DataLoader (dataset, backend:Literal['jax','pytorch','tensorflow'], batch_size:int=1, shuffle:bool=False, drop_last:bool=False, g enerator:Union[jax_dataloader.utils.Generator,jax.Array,Forwa rdRef('torch.Generator'),NoneType]=None, **kwargs)

Main Dataloader class to load Numpy data batches

Type Default Details
dataset Dataset from which to load the data
backend Literal[‘jax’, ‘pytorch’, ‘tensorflow’] Dataloader backend to load the dataset
batch_size int 1 How many samples per batch to load
shuffle bool False If true, dataloader reshuffles every epoch
drop_last bool False If true, drop the last incomplete batch
generator Optional[GeneratorType] None Random seed generator
kwargs

A Minimum Example of using Dataloader¤

We showcase how to use Dataloader for training a simple regression model.

from sklearn.datasets import make_regression
import optax
import haiku as hk
X, y = make_regression(n_samples=500, n_features=20)
dataset = ArrayDataset(X, y.reshape(-1, 1))
keys = hk.PRNGSequence(0)
An NVIDIA GPU may be present on this machine, but a CUDA-enabled jaxlib is not installed.

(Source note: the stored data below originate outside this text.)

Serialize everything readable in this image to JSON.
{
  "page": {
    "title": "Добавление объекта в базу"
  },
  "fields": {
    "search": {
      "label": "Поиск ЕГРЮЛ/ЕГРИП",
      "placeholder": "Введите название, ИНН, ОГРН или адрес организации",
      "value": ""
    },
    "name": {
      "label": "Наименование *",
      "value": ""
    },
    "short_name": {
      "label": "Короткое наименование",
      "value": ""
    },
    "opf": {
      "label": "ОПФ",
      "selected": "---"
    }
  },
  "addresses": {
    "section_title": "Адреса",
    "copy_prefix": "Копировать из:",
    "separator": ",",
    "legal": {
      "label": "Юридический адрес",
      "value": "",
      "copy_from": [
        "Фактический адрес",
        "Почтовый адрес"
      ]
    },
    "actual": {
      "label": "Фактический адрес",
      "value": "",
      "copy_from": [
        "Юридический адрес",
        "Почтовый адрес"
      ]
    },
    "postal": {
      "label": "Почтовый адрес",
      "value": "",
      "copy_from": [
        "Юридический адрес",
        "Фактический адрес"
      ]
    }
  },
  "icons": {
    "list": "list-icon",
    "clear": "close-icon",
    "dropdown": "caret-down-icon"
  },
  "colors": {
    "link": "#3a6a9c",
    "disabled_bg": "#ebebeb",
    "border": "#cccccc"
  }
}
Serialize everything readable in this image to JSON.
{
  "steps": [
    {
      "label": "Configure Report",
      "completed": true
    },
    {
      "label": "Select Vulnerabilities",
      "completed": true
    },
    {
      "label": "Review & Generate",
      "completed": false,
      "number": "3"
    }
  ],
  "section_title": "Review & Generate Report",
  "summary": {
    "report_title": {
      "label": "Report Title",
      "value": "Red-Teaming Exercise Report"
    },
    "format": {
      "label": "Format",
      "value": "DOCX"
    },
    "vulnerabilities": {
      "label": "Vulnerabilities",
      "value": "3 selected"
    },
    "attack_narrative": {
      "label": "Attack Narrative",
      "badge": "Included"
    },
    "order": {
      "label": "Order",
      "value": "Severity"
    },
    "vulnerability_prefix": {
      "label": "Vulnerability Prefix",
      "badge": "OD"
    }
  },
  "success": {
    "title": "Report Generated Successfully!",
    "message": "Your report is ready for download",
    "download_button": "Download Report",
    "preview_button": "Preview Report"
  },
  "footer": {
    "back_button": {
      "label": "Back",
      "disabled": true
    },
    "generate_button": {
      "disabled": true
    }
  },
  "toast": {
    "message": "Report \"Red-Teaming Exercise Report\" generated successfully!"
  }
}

Falling back to cpu.

Define loss, step, train:

def loss(w, x, y):
    return jnp.mean(vmap(optax.l2_loss)(x @ w.T, y))

def step(w, x, y):
    lr = 0.1
    grad = jax.grad(loss)(w, x, y)
    w -= lr * grad
    return w

def train(dataloader: DataLoader, key: jax.random.PRNGKey):
    w = jrand.normal(key, shape=(1, 20))
    n_epochs = 10
    for _ in range(n_epochs):
        for x, y in dataloader:
            w = step(w, x, y)
    return w

def eval(dataloader: DataLoader, w):
    err = []
    for x, y in dataloader:
        err.append(loss(w, x, y))
    return np.mean(err)

Train this linear regression model via DataLoaderJAX:

dataloader = DataLoader(
    dataset, 'jax', batch_size=128, shuffle=True)
w = train(dataloader, next(keys)).block_until_ready()
# assert np.allclose(eval(dataloader, w), 0.)
dataloader = DataLoader(dataset, 'jax', batch_size=200, shuffle=True)
w = train(dataloader, next(keys)).block_until_ready()
# assert np.allclose(eval(dataloader, w), 0.)

Train this linear regression model via pytorch backend:

dataloader = DataLoader(
    dataset, 'pytorch', batch_size=128, shuffle=True)
w = train(dataloader, next(keys)).block_until_ready()
# assert np.allclose(eval(dataloader, w), 0.)

Train this linear regression model via jax backend:

dataloader = DataLoader(
    dataset, 'tensorflow', batch_size=128, shuffle=True)
w = train(dataloader, next(keys)).block_until_ready()
# assert np.allclose(eval(dataloader, w), 0.)